1001 Lugares pra se viver: Gabinete da guerra de Winston Churchill, em Londres

Sob as ruas de Westminster, imponente endereço do governo britânico e da Igreja, no coração de Londres, foram lançados alguns dos dramáticos dados e tomadas decisões que forjaram a história na Segunda Guerra Mundial

por Bertha Maakaroun 20/11/2017 19:00

Bertha Maakaroun/EM
A memória do gabinete preserva os exatos cenários e a rotina no bunker (foto: Bertha Maakaroun/EM)

Entranhado no labirinto de abrigos subterrâneos, à altura da King Charles Street, reunia-se o Gabinete de Guerra. Em princípio, sob o comando de Neville Chamberlain – que se demitiu em 10 de maio de 1940, após frustrada a sua política internacional de apaziguamento e, diante da incapacidade de, naquele momento trágico, unir as forças políticas. Assumiu o comando Winston Churchill.

A memória daquele tempo, marcado pelos bombardeios intensos à capital inglesa, foi congelada neste que é chamado Churchill War Rooms – transformado em museu.

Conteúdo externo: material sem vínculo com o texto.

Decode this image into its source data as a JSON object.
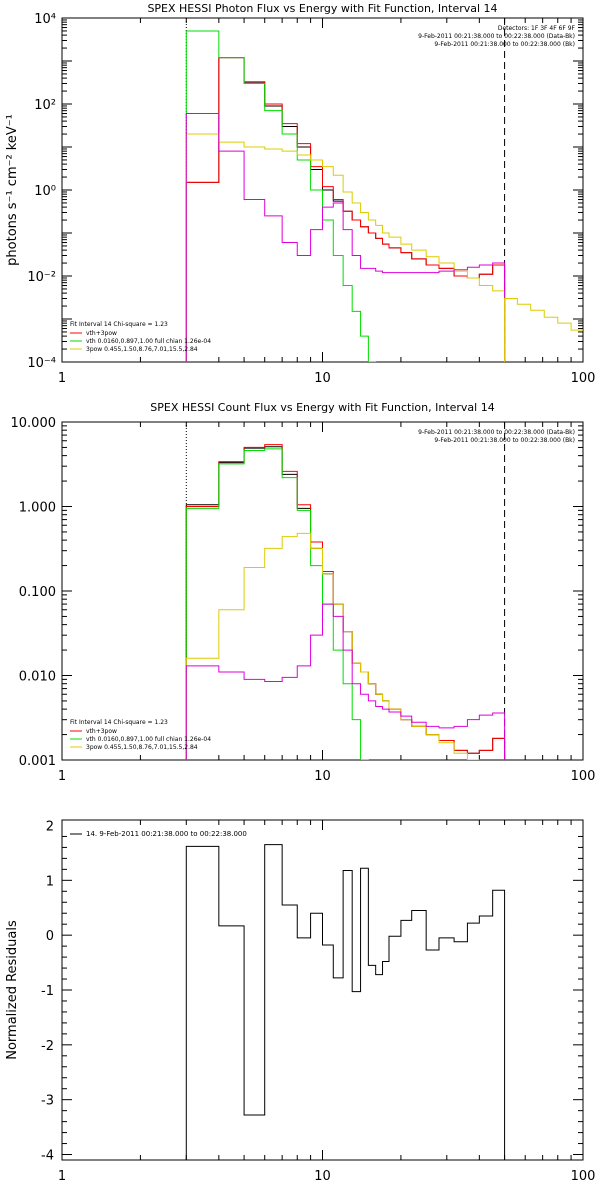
{
  "chart_data": [
    {
      "type": "line",
      "title": "SPEX HESSI Photon Flux vs Energy with Fit Function, Interval 14",
      "ylabel": "photons s⁻¹ cm⁻² keV⁻¹",
      "xlabel": "",
      "xscale": "log",
      "yscale": "log",
      "xlim": [
        1,
        100
      ],
      "ylim": [
        0.0001,
        10000
      ],
      "x_ticks": [
        "1",
        "10",
        "100"
      ],
      "y_ticks": [
        "10⁻⁴",
        "10⁻²",
        "10⁰",
        "10²",
        "10⁴"
      ],
      "info": [
        "Detectors: 1F 3F 4F 6F 9F",
        "9-Feb-2011 00:21:38.000 to 00:22:38.000 (Data-Bk)",
        "9-Feb-2011 00:21:38.000 to 00:22:38.000 (Bk)"
      ],
      "fit_text": {
        "header": "Fit Interval 14   Chi-square = 1.23",
        "lines": [
          "vth+3pow",
          "vth 0.0160,0.897,1.00  full chian 1.26e-04",
          "3pow 0.455,1.50,8.76,7.01,15.5,2.84"
        ]
      },
      "vlines": [
        {
          "x": 3,
          "style": "dotted"
        },
        {
          "x": 50,
          "style": "dashed"
        }
      ],
      "edges": [
        3.0,
        4.0,
        5.0,
        6.0,
        7.0,
        8.0,
        9.0,
        10.0,
        11.0,
        12.0,
        13.0,
        14.0,
        15.0,
        16.0,
        17.0,
        18.0,
        20.0,
        22.0,
        25.0,
        28.0,
        32.0,
        36.0,
        40.0,
        45.0,
        50.0
      ],
      "series": [
        {
          "color": "#000000",
          "steps": [
            1.5,
            1200,
            320,
            90,
            30,
            10,
            3,
            1,
            0.55,
            0.32,
            0.2,
            0.14,
            0.1,
            0.075,
            0.055,
            0.045,
            0.035,
            0.025,
            0.018,
            0.015,
            0.01,
            0.009,
            0.011,
            0.018
          ]
        },
        {
          "color": "#ff0000",
          "steps": [
            1.5,
            1200,
            330,
            100,
            35,
            12,
            3.5,
            1.2,
            0.6,
            0.32,
            0.2,
            0.14,
            0.1,
            0.075,
            0.055,
            0.045,
            0.035,
            0.025,
            0.018,
            0.015,
            0.01,
            0.009,
            0.011,
            0.018
          ]
        },
        {
          "color": "#00dd00",
          "steps": [
            5000,
            1200,
            300,
            70,
            20,
            5,
            1,
            0.2,
            0.03,
            0.006,
            0.0015,
            0.0004,
            0.0001,
            5e-05,
            1e-05,
            1e-05,
            1e-05,
            1e-05,
            1e-05,
            1e-05,
            1e-05,
            1e-05,
            1e-05,
            1e-05
          ]
        },
        {
          "color": "#ddcc00",
          "steps": [
            20,
            13,
            10,
            9,
            8,
            6.5,
            5,
            3.5,
            2.2,
            0.9,
            0.5,
            0.3,
            0.2,
            0.15,
            0.1,
            0.08,
            0.055,
            0.04,
            0.028,
            0.02,
            0.013,
            0.009,
            0.006,
            0.0045
          ]
        },
        {
          "color": "#dd00dd",
          "steps": [
            60,
            8,
            0.6,
            0.25,
            0.06,
            0.03,
            0.12,
            0.4,
            0.5,
            0.12,
            0.03,
            0.015,
            0.015,
            0.013,
            0.012,
            0.012,
            0.012,
            0.012,
            0.012,
            0.013,
            0.014,
            0.016,
            0.018,
            0.02
          ]
        },
        {
          "color": "#ddcc00",
          "stepsFrom": 50.0,
          "edges2": [
            50,
            56,
            63,
            71,
            80,
            90,
            100
          ],
          "steps2": [
            0.003,
            0.0022,
            0.0016,
            0.0011,
            0.0008,
            0.00055
          ]
        }
      ]
    },
    {
      "type": "line",
      "title": "SPEX HESSI Count Flux vs Energy with Fit Function, Interval 14",
      "ylabel": "",
      "xlabel": "",
      "xscale": "log",
      "yscale": "log",
      "xlim": [
        1,
        100
      ],
      "ylim": [
        0.001,
        10
      ],
      "x_ticks": [
        "1",
        "10",
        "100"
      ],
      "y_ticks": [
        "0.001",
        "0.010",
        "0.100",
        "1.000",
        "10.000"
      ],
      "info": [
        "9-Feb-2011 00:21:38.000 to 00:22:38.000 (Data-Bk)",
        "9-Feb-2011 00:21:38.000 to 00:22:38.000 (Bk)"
      ],
      "fit_text": {
        "header": "Fit Interval 14   Chi-square = 1.23",
        "lines": [
          "vth+3pow",
          "vth 0.0160,0.897,1.00  full chian 1.26e-04",
          "3pow 0.455,1.50,8.76,7.01,15.5,2.84"
        ]
      },
      "vlines": [
        {
          "x": 3,
          "style": "dotted"
        },
        {
          "x": 50,
          "style": "dashed"
        }
      ],
      "edges": [
        3.0,
        4.0,
        5.0,
        6.0,
        7.0,
        8.0,
        9.0,
        10.0,
        11.0,
        12.0,
        13.0,
        14.0,
        15.0,
        16.0,
        17.0,
        18.0,
        20.0,
        22.0,
        25.0,
        28.0,
        32.0,
        36.0,
        40.0,
        45.0,
        50.0
      ],
      "series": [
        {
          "color": "#000000",
          "steps": [
            1.05,
            3.3,
            4.9,
            5.1,
            2.4,
            0.95,
            0.32,
            0.16,
            0.07,
            0.033,
            0.014,
            0.011,
            0.008,
            0.006,
            0.005,
            0.004,
            0.003,
            0.0025,
            0.002,
            0.0017,
            0.0013,
            0.0012,
            0.0013,
            0.0018
          ]
        },
        {
          "color": "#ff0000",
          "steps": [
            1.0,
            3.4,
            5.0,
            5.4,
            2.6,
            1.05,
            0.38,
            0.17,
            0.07,
            0.033,
            0.014,
            0.011,
            0.008,
            0.006,
            0.005,
            0.004,
            0.003,
            0.0025,
            0.002,
            0.0017,
            0.0013,
            0.0012,
            0.0013,
            0.0018
          ]
        },
        {
          "color": "#00dd00",
          "steps": [
            0.95,
            3.2,
            4.6,
            4.8,
            2.2,
            0.9,
            0.2,
            0.07,
            0.02,
            0.008,
            0.003,
            0.001,
            0.0008,
            0.0008,
            0.0008,
            0.0008,
            0.0008,
            0.0008,
            0.0008,
            0.0008,
            0.0008,
            0.0008,
            0.0008,
            0.0008
          ]
        },
        {
          "color": "#ddcc00",
          "steps": [
            0.016,
            0.06,
            0.19,
            0.32,
            0.44,
            0.48,
            0.32,
            0.16,
            0.07,
            0.033,
            0.014,
            0.011,
            0.008,
            0.006,
            0.005,
            0.004,
            0.003,
            0.0025,
            0.002,
            0.0016,
            0.0012,
            0.001,
            0.0008,
            0.0006
          ]
        },
        {
          "color": "#dd00dd",
          "steps": [
            0.013,
            0.011,
            0.009,
            0.0085,
            0.0095,
            0.013,
            0.03,
            0.07,
            0.05,
            0.02,
            0.008,
            0.006,
            0.005,
            0.0043,
            0.004,
            0.0037,
            0.0033,
            0.0028,
            0.0025,
            0.0024,
            0.0025,
            0.003,
            0.0034,
            0.0036
          ]
        }
      ]
    },
    {
      "type": "line",
      "title": "",
      "ylabel": "Normalized Residuals",
      "xlabel": "",
      "xscale": "log",
      "yscale": "linear",
      "xlim": [
        1,
        100
      ],
      "ylim": [
        -4.1,
        2.1
      ],
      "x_ticks": [
        "1",
        "10",
        "100"
      ],
      "y_ticks": [
        "-4",
        "-3",
        "-2",
        "-1",
        "0",
        "1",
        "2"
      ],
      "legend": "14.  9-Feb-2011 00:21:38.000 to 00:22:38.000",
      "edges": [
        3.0,
        4.0,
        5.0,
        6.0,
        7.0,
        8.0,
        9.0,
        10.0,
        11.0,
        12.0,
        13.0,
        14.0,
        15.0,
        16.0,
        17.0,
        18.0,
        20.0,
        22.0,
        25.0,
        28.0,
        32.0,
        36.0,
        40.0,
        45.0,
        50.0
      ],
      "series": [
        {
          "color": "#000000",
          "steps": [
            1.62,
            0.17,
            -3.28,
            1.65,
            0.55,
            -0.05,
            0.4,
            -0.18,
            -0.78,
            1.18,
            -1.03,
            1.22,
            -0.55,
            -0.72,
            -0.48,
            -0.02,
            0.27,
            0.45,
            -0.27,
            -0.05,
            -0.12,
            0.22,
            0.35,
            0.82
          ]
        }
      ]
    }
  ]
}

Ali está a exata cena, ao serem desligadas as luzes em 1945, após a vitória dos aliados: telefones fixos, cigarros largados nos cinzeiros, cadeiras empurradas e, sobre a mesa, as anotações e canetas.

Caminhar por esses cômodos é imergir na história. Longos corredores separam ambientes. Cartazes, alarmes, depoimentos gravados de pessoas anônimas que atuaram ao lado dos porta-vozes oficiais do conflito. “Nós fomos orientados a nunca dizer aos nossos pais onde trabalhamos”, descreve Myra Collier, que foi taquígrafa de guerra. “Nós estávamos todos trancados aqui, e a porta sempre guardada do lado de dentro por fuzileiros navais”, narra Joy Hunter, taquígrafa e assistente pessoal de Churchill. Na sala dos mapas, alfinetes e anotações afixados auxiliavam a rápida visualização do teatro de operações.

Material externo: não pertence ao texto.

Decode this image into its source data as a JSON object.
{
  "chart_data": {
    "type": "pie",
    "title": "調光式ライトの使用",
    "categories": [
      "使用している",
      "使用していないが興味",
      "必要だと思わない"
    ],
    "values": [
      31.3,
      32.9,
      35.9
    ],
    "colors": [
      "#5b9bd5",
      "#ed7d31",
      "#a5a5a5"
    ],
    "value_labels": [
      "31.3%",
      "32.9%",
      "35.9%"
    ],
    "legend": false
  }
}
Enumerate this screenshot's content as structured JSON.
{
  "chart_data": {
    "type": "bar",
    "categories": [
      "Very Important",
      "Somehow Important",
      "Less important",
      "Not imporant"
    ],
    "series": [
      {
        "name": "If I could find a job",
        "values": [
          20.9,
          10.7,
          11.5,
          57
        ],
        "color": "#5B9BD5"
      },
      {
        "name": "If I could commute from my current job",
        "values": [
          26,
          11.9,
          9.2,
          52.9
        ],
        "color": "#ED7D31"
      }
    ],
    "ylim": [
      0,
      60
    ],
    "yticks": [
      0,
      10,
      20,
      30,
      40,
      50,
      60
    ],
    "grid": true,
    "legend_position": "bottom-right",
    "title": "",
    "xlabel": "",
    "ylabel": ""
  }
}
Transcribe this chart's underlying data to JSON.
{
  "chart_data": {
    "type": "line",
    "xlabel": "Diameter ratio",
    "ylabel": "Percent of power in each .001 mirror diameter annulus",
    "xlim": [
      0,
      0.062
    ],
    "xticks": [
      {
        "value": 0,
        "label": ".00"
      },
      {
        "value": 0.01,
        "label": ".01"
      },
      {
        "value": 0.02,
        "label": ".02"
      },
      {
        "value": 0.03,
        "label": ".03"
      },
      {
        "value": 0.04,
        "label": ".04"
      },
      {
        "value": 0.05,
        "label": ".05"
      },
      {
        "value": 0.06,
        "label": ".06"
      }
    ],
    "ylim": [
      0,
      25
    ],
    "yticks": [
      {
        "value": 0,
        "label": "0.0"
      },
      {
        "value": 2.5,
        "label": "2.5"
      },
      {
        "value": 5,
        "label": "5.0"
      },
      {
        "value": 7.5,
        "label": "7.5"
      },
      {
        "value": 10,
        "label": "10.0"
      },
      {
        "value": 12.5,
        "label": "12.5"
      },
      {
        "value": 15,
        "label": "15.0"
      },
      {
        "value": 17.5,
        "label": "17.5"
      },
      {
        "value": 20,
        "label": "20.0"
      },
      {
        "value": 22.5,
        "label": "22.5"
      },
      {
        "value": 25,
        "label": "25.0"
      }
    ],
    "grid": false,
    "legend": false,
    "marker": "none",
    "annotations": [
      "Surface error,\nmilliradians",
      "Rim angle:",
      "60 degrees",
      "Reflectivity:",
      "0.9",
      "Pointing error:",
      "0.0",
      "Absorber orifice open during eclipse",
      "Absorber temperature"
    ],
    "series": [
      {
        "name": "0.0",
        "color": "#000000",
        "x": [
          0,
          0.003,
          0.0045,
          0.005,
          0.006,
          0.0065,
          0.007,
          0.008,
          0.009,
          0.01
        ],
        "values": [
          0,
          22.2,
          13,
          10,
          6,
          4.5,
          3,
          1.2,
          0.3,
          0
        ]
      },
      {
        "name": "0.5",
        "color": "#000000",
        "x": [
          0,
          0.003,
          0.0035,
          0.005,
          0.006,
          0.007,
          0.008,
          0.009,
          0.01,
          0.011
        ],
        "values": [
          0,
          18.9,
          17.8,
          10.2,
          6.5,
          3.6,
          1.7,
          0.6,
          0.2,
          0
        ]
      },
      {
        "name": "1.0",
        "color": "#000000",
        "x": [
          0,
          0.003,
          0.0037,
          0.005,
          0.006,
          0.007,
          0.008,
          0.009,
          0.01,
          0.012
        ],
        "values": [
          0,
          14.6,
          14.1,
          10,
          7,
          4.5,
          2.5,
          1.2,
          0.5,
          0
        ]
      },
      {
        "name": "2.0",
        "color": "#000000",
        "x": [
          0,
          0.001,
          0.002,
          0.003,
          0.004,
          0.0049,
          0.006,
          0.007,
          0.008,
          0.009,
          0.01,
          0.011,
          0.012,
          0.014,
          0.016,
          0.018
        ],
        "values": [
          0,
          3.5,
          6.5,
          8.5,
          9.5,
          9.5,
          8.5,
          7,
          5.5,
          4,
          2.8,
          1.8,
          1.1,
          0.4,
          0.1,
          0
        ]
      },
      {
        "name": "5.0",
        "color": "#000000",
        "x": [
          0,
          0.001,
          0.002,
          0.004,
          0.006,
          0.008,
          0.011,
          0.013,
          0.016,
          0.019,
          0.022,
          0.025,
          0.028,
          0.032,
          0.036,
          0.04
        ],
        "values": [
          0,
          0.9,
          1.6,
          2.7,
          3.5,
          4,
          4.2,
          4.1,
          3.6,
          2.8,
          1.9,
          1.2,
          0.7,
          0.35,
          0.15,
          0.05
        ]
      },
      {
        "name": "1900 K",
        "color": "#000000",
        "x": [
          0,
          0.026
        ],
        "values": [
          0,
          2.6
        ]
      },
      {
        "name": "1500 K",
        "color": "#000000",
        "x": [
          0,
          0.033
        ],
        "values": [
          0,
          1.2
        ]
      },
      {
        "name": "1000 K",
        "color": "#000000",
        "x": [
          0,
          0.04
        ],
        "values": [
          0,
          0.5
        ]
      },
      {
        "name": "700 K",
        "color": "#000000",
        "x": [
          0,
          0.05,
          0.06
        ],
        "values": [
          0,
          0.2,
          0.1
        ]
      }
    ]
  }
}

A rotina de como se vivia naquele subterrâneo está em exposição. As habitações com as estreitas camas do major Desmond Morton, assessor militar do primeiro-ministro, e de Brendan Bracker, ministro da Informação. O quarto em que dormia Churchill e o pijama com o qual possivelmente tomou várias decisões. Documentos e discursos históricos, desse excepcional orador, único primeiro-ministro a receber o Prêmio Nobel de Literatura. “Diria à Casa, assim como disse aos que se juntaram a este governo. Não tenho nada a oferecer senão sangue, trabalho, lágrimas e suor.” Assim, Winston Churchill se dirigiu à House of Commons – Casa dos Comuns – três dias depois de ser empossado primeiro-ministro, quando, com a invasão da Holanda, se iniciara a ofensiva da Wehrmacht alemã nos Países Baixos e na França.

Oito meses haviam se passado desde a eclosão da Segunda Guerra Mundial. Mas os eventos evoluíam de forma dramática. A Alemanha nazista ocupou a França e a maior parte da Europa. Navios de guerra britânicos e embarcações privadas haviam evacuado 338 mil soldados britânicos, franceses e de outros países aliados, ameaçados de ser aniquilados pelas forças alemãs nas praias de Dunquerque. Hitler se preparava para arrombar a porta da ilha inglesa.

Churchill voltaria ao Parlamento em 4 de junho e, novamente, em 18 de junho. Em 36 minutos de oratória, ao mesmo tempo em que preparava o espírito do país para a iminente invasão, empurrava a Grã-Bretanha para a decisão de não se render: descreveu aquela que se avizinhava como uma longa guerra, que, segundo ele, determinaria a sobrevivência da civilização cristã. Proferiu um dos maiores e mais dramáticos discursos, num momento de ameaça do território nacional sem paralelos na era moderna.

Um mês depois de exortar a nação à luta, ao enfrentar a Luftwaffe alemã, os caças da Força Aérea britânica escreviam a saga da Batalha da Inglaterra. O auxílio dos aliados viria em junho de 1941, quando a Alemanha invadiu a União Soviética e, em 7 de dezembro de 1941, os japoneses bombardearam Pearl Harbour. Ao tomar conhecimento do ataque ao porto dos Estados Unidos, Churchill escreveu consciente de que teria, ao seu lado, a União Soviética e a potência emergente dos Estados Unidos: “Estando saturado e satisfeito de emoção e sensação, fui para a cama e dormi o sono dos salvos e agradecidos”.